The Gandhi-King Fellowship brings together 20 young civic leaders from India and the United States to lead by example.
The young leaders who participated in the Gandhi-King Scholarly Exchange Initiative. (Photograph courtesy Demitrius Barksdale)
There’s much to learn from the legacies of Mahatma Gandhi and Dr. Martin Luther King, Jr. The two leaders came from different backgrounds, yet they had an immense impact on the 20th century’s monumental struggles for justice and equality. Aiming to inspire young leaders from the United States and India to work together to advance civil rights, social justice and inclusion, the U.S. Department of State launched the Gandhi-King Scholarly Exchange Initiative in June 2022.
The exchange program brings together 20 emerging young leaders from India and the United States to build leadership skills by exploring the histories and legacies of Gandhi and King.
The first exchange kicked off with a one-week virtual program and orientation followed by a two-week academic residency at Alabama A&M University and the University of Alabama. In January 2023, the participants reconvened in India for a two-week experiential learning program focused on civic movements inspired by Gandhi.
The participants visited sites, communities and organizations that built their academic curriculum centered around peace, nonviolence and conflict resolution.
The group engaged with speakers, visited historical sites and museums, and participated in leadership skills training and art applications. They met and interacted with students at Gujarat Vidyapith University, founded by Gandhi. The visit gave them an opportunity to understand more about Gandhian values directly from students.

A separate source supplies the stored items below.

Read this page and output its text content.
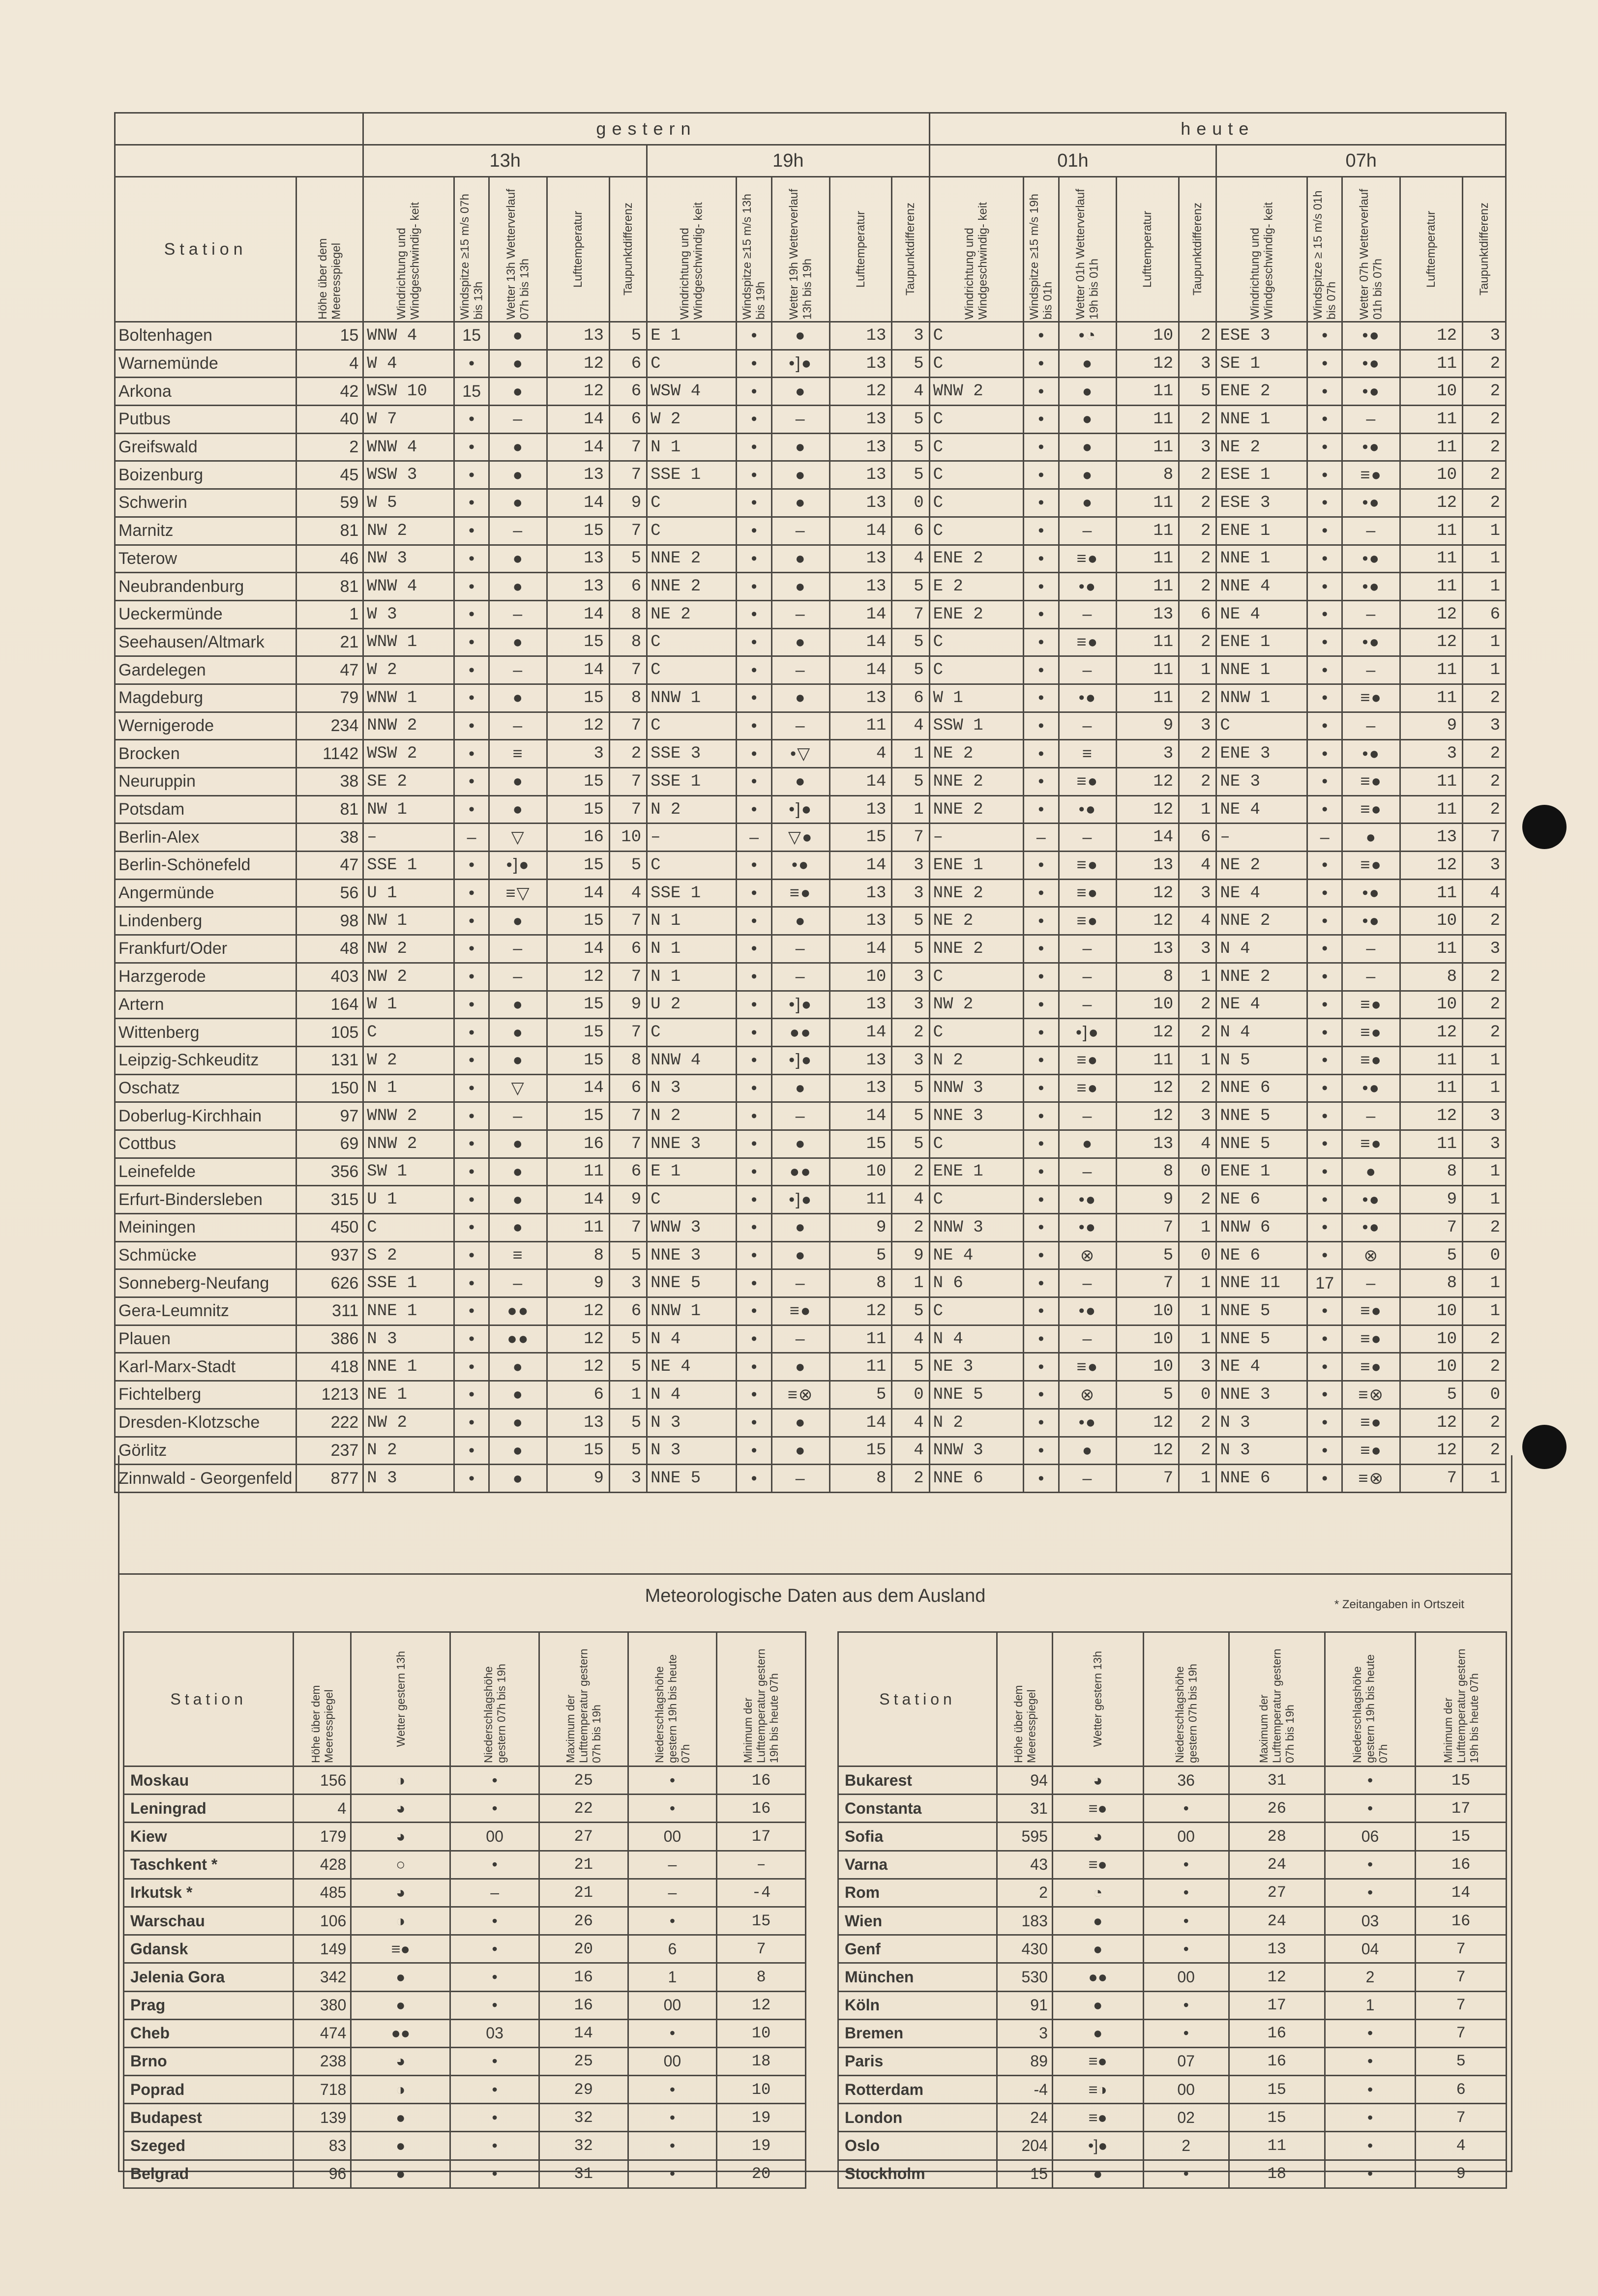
		gestern										heute									
		13h					19h					01h					07h				
Station	Höhe über dem Meeresspiegel	Windrichtung und Windgeschwindig- keit	Windspitze ≥15 m/s 07h bis 13h	Wetter 13h Wetterverlauf 07h bis 13h	Lufttemperatur	Taupunktdifferenz	Windrichtung und Windgeschwindig- keit	Windspitze ≥15 m/s 13h bis 19h	Wetter 19h Wetterverlauf 13h bis 19h	Lufttemperatur	Taupunktdifferenz	Windrichtung und Windgeschwindig- keit	Windspitze ≥15 m/s 19h bis 01h	Wetter 01h Wetterverlauf 19h bis 01h	Lufttemperatur	Taupunktdifferenz	Windrichtung und Windgeschwindig- keit	Windspitze ≥ 15 m/s 01h bis 07h	Wetter 07h Wetterverlauf 01h bis 07h	Lufttemperatur	Taupunktdifferenz

Boltenhagen	15	WNW 4	15	●	13	5	E 1	•	●	13	3	C	•	•◔	10	2	ESE 3	•	•●	12	3
Warnemünde	4	W 4	•	●	12	6	C	•	•]●	13	5	C	•	●	12	3	SE 1	•	•●	11	2
Arkona	42	WSW 10	15	●	12	6	WSW 4	•	●	12	4	WNW 2	•	●	11	5	ENE 2	•	•●	10	2
Putbus	40	W 7	•	–	14	6	W 2	•	–	13	5	C	•	●	11	2	NNE 1	•	–	11	2
Greifswald	2	WNW 4	•	●	14	7	N 1	•	●	13	5	C	•	●	11	3	NE 2	•	•●	11	2
Boizenburg	45	WSW 3	•	●	13	7	SSE 1	•	●	13	5	C	•	●	8	2	ESE 1	•	≡●	10	2
Schwerin	59	W 5	•	●	14	9	C	•	●	13	0	C	•	●	11	2	ESE 3	•	•●	12	2
Marnitz	81	NW 2	•	–	15	7	C	•	–	14	6	C	•	–	11	2	ENE 1	•	–	11	1
Teterow	46	NW 3	•	●	13	5	NNE 2	•	●	13	4	ENE 2	•	≡●	11	2	NNE 1	•	•●	11	1
Neubrandenburg	81	WNW 4	•	●	13	6	NNE 2	•	●	13	5	E 2	•	•●	11	2	NNE 4	•	•●	11	1
Ueckermünde	1	W 3	•	–	14	8	NE 2	•	–	14	7	ENE 2	•	–	13	6	NE 4	•	–	12	6
Seehausen/Altmark	21	WNW 1	•	●	15	8	C	•	●	14	5	C	•	≡●	11	2	ENE 1	•	•●	12	1
Gardelegen	47	W 2	•	–	14	7	C	•	–	14	5	C	•	–	11	1	NNE 1	•	–	11	1
Magdeburg	79	WNW 1	•	●	15	8	NNW 1	•	●	13	6	W 1	•	•●	11	2	NNW 1	•	≡●	11	2
Wernigerode	234	NNW 2	•	–	12	7	C	•	–	11	4	SSW 1	•	–	9	3	C	•	–	9	3
Brocken	1142	WSW 2	•	≡	3	2	SSE 3	•	•▽	4	1	NE 2	•	≡	3	2	ENE 3	•	•●	3	2
Neuruppin	38	SE 2	•	●	15	7	SSE 1	•	●	14	5	NNE 2	•	≡●	12	2	NE 3	•	≡●	11	2
Potsdam	81	NW 1	•	●	15	7	N 2	•	•]●	13	1	NNE 2	•	•●	12	1	NE 4	•	≡●	11	2
Berlin-Alex	38	–	–	▽	16	10	–	–	▽●	15	7	–	–	–	14	6	–	–	●	13	7
Berlin-Schönefeld	47	SSE 1	•	•]●	15	5	C	•	•●	14	3	ENE 1	•	≡●	13	4	NE 2	•	≡●	12	3
Angermünde	56	U 1	•	≡▽	14	4	SSE 1	•	≡●	13	3	NNE 2	•	≡●	12	3	NE 4	•	•●	11	4
Lindenberg	98	NW 1	•	●	15	7	N 1	•	●	13	5	NE 2	•	≡●	12	4	NNE 2	•	•●	10	2
Frankfurt/Oder	48	NW 2	•	–	14	6	N 1	•	–	14	5	NNE 2	•	–	13	3	N 4	•	–	11	3
Harzgerode	403	NW 2	•	–	12	7	N 1	•	–	10	3	C	•	–	8	1	NNE 2	•	–	8	2
Artern	164	W 1	•	●	15	9	U 2	•	•]●	13	3	NW 2	•	–	10	2	NE 4	•	≡●	10	2
Wittenberg	105	C	•	●	15	7	C	•	●●	14	2	C	•	•]●	12	2	N 4	•	≡●	12	2
Leipzig-Schkeuditz	131	W 2	•	●	15	8	NNW 4	•	•]●	13	3	N 2	•	≡●	11	1	N 5	•	≡●	11	1
Oschatz	150	N 1	•	▽	14	6	N 3	•	●	13	5	NNW 3	•	≡●	12	2	NNE 6	•	•●	11	1
Doberlug-Kirchhain	97	WNW 2	•	–	15	7	N 2	•	–	14	5	NNE 3	•	–	12	3	NNE 5	•	–	12	3
Cottbus	69	NNW 2	•	●	16	7	NNE 3	•	●	15	5	C	•	●	13	4	NNE 5	•	≡●	11	3
Leinefelde	356	SW 1	•	●	11	6	E 1	•	●●	10	2	ENE 1	•	–	8	0	ENE 1	•	●	8	1
Erfurt-Bindersleben	315	U 1	•	●	14	9	C	•	•]●	11	4	C	•	•●	9	2	NE 6	•	•●	9	1
Meiningen	450	C	•	●	11	7	WNW 3	•	●	9	2	NNW 3	•	•●	7	1	NNW 6	•	•●	7	2
Schmücke	937	S 2	•	≡	8	5	NNE 3	•	●	5	9	NE 4	•	⊗	5	0	NE 6	•	⊗	5	0
Sonneberg-Neufang	626	SSE 1	•	–	9	3	NNE 5	•	–	8	1	N 6	•	–	7	1	NNE 11	17	–	8	1
Gera-Leumnitz	311	NNE 1	•	●●	12	6	NNW 1	•	≡●	12	5	C	•	•●	10	1	NNE 5	•	≡●	10	1
Plauen	386	N 3	•	●●	12	5	N 4	•	–	11	4	N 4	•	–	10	1	NNE 5	•	≡●	10	2
Karl-Marx-Stadt	418	NNE 1	•	●	12	5	NE 4	•	●	11	5	NE 3	•	≡●	10	3	NE 4	•	≡●	10	2
Fichtelberg	1213	NE 1	•	●	6	1	N 4	•	≡⊗	5	0	NNE 5	•	⊗	5	0	NNE 3	•	≡⊗	5	0
Dresden-Klotzsche	222	NW 2	•	●	13	5	N 3	•	●	14	4	N 2	•	•●	12	2	N 3	•	≡●	12	2
Görlitz	237	N 2	•	●	15	5	N 3	•	●	15	4	NNW 3	•	●	12	2	N 3	•	≡●	12	2
Zinnwald - Georgenfeld	877	N 3	•	●	9	3	NNE 5	•	–	8	2	NNE 6	•	–	7	1	NNE 6	•	≡⊗	7	1
Meteorologische Daten aus dem Ausland	* Zeitangaben in Ortszeit
Station	Höhe über dem Meeresspiegel	Wetter gestern 13h	Niederschlagshöhe gestern 07h bis 19h	Maximum der Lufttemperatur gestern 07h bis 19h	Niederschlagshöhe gestern 19h bis heute 07h	Minimum der Lufttemperatur gestern 19h bis heute 07h

Moskau	156	◑	•	25	•	16
Leningrad	4	◕	•	22	•	16
Kiew	179	◕	00	27	00	17
Taschkent *	428	○	•	21	–	–
Irkutsk *	485	◕	–	21	–	-4
Warschau	106	◑	•	26	•	15
Gdansk	149	≡●	•	20	6	7
Jelenia Gora	342	●	•	16	1	8
Prag	380	●	•	16	00	12
Cheb	474	●●	03	14	•	10
Brno	238	◕	•	25	00	18
Poprad	718	◑	•	29	•	10
Budapest	139	●	•	32	•	19
Szeged	83	●	•	32	•	19
Belgrad	96	●	•	31	•	20
Station	Höhe über dem Meeresspiegel	Wetter gestern 13h	Niederschlagshöhe gestern 07h bis 19h	Maximum der Lufttemperatur gestern 07h bis 19h	Niederschlagshöhe gestern 19h bis heute 07h	Minimum der Lufttemperatur gestern 19h bis heute 07h

Bukarest	94	◕	36	31	•	15
Constanta	31	≡●	•	26	•	17
Sofia	595	◕	00	28	06	15
Varna	43	≡●	•	24	•	16
Rom	2	◔	•	27	•	14
Wien	183	●	•	24	03	16
Genf	430	●	•	13	04	7
München	530	●●	00	12	2	7
Köln	91	●	•	17	1	7
Bremen	3	●	•	16	•	7
Paris	89	≡●	07	16	•	5
Rotterdam	-4	≡◑	00	15	•	6
London	24	≡●	02	15	•	7
Oslo	204	•]●	2	11	•	4
Stockholm	15	●	•	18	•	9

Aarthy Rajaram, a psychologist from Tamil Nadu, calls this exchange an “eye-opening experience.” While exploring the themes of peace, nonviolence and conflict resolution, Rajaram says, the exchange “promoted a more positive and cooperative relationship between people from both countries, leading to greater understanding, collaboration and mutual benefit.”
“My greatest takeaway from this exchange has been that although we are over 8,000 miles from each other, we aren’t that different,” says Demitrius Barksdale, a Ph.D. student at The University of Alabama. “With every cultural difference, I’ve noticed many cultural similarities. African Americans are very similar to our Indian brothers and sisters.”
Bolstering what the participants already knew about the diverse perspectives and Gandhi-King values, Barksdale says, “Better Together” was the mantra for the cohort. “I once heard, ‘If you want to go fast, go alone, but if you want to go far, go together,’ ” he says.
Mumbai-based Roydon Jonathan Dsa is greatly inspired by Gandhi and King’s leadership styles. “Their ideas of love and forgiveness shaped our interactions with each other. Learning from Gandhi and King, we self-reflected, and thought beyond ourselves.”
The exchange initiative brought greater insight into foreign relations and engagement. “Prior to this experience, the idea of engaging beyond borders was daunting, but now, I’m not as angsty as before, because I’ve been exposed to so much more,” says Barksdale. “Exposure is key, because many of the questions and answers one might possess are addressed through the experiences that exposure brings.”
For Roydon, “this engagement of leaders from the two countries demonstrated the beauty and benefits of collaborative efforts and opportunities to learn and support one another, thereby improving both nations and serving as a beacon of collective support to other nations.”
This initiative has opened up new prospects for future careers, according to the participants. “As a doctoral student,” says Barksdale, “I aspire to advocate for holistic health practices and resources for global communities.” For Rajaram, the cultural exchange provided a valuable opportunity to broaden her perspectives and understanding of other cultures. “The biggest takeaway,” she says, “was the opportunity to learn from others, exchange ideas, and gain a deeper appreciation for diversity.”